My thinking being more or less done for the time being, I left the meadows by the river and made my way back towards Carfax and the Golden Cross. It crossed my mind that I should report my discovery of Angelica Root to the authorities, but now there was no body to be produced, and the only evidence of any wrongdoing, a crumpled note which might or might not be in the dead woman’s handwriting, was lost. Anyway, if poor old Root really had perished of the plague then the last thing the coroner or magistrate would wish for was an investigation into her death. What would be the point? What was one death among so many?

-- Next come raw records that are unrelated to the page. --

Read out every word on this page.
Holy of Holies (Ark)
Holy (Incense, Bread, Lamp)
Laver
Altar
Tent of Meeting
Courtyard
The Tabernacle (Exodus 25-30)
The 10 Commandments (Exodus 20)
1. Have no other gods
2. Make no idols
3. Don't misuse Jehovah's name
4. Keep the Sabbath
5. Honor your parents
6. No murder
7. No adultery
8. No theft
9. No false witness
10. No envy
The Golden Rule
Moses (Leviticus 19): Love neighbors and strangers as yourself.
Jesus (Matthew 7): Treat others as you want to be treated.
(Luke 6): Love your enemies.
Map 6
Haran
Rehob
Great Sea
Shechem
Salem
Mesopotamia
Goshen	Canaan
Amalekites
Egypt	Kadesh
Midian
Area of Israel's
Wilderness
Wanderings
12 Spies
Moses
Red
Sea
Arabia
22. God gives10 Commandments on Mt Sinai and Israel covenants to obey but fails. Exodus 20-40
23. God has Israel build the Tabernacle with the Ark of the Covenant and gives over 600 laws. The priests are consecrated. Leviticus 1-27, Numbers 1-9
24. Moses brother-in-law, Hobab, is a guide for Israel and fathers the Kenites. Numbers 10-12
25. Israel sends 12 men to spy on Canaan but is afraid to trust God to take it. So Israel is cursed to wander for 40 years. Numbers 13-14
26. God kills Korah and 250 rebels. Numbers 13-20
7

I encountered that familiar ostler Kit Kite in the deserted yard of the Golden Cross. He was idling his time. I stopped to idle it with him.
“Good day, Nicholas,” he said.
“Master Kite.”
“Out and about early?”
“I have been exploring the town.”
“I hear you are leaving soon.”
“Only me?”
“Ha, I mean your Company is leaving, Nicholas.”
“Then I’m sure you are better informed than any of my Company – apart from the seniors. There are no secrets in an inn.”
“I keep my ear to the ground.”
The little ostler tapped himself on his sandy head, and giggled.
“An odd expression, that,” I said. “I mean, no one really keeps his ear to the ground.”
“I dare say they don’t, but it is a figure, you know,” said this learned handler of horses.
“A figure of speech, just so,” I said.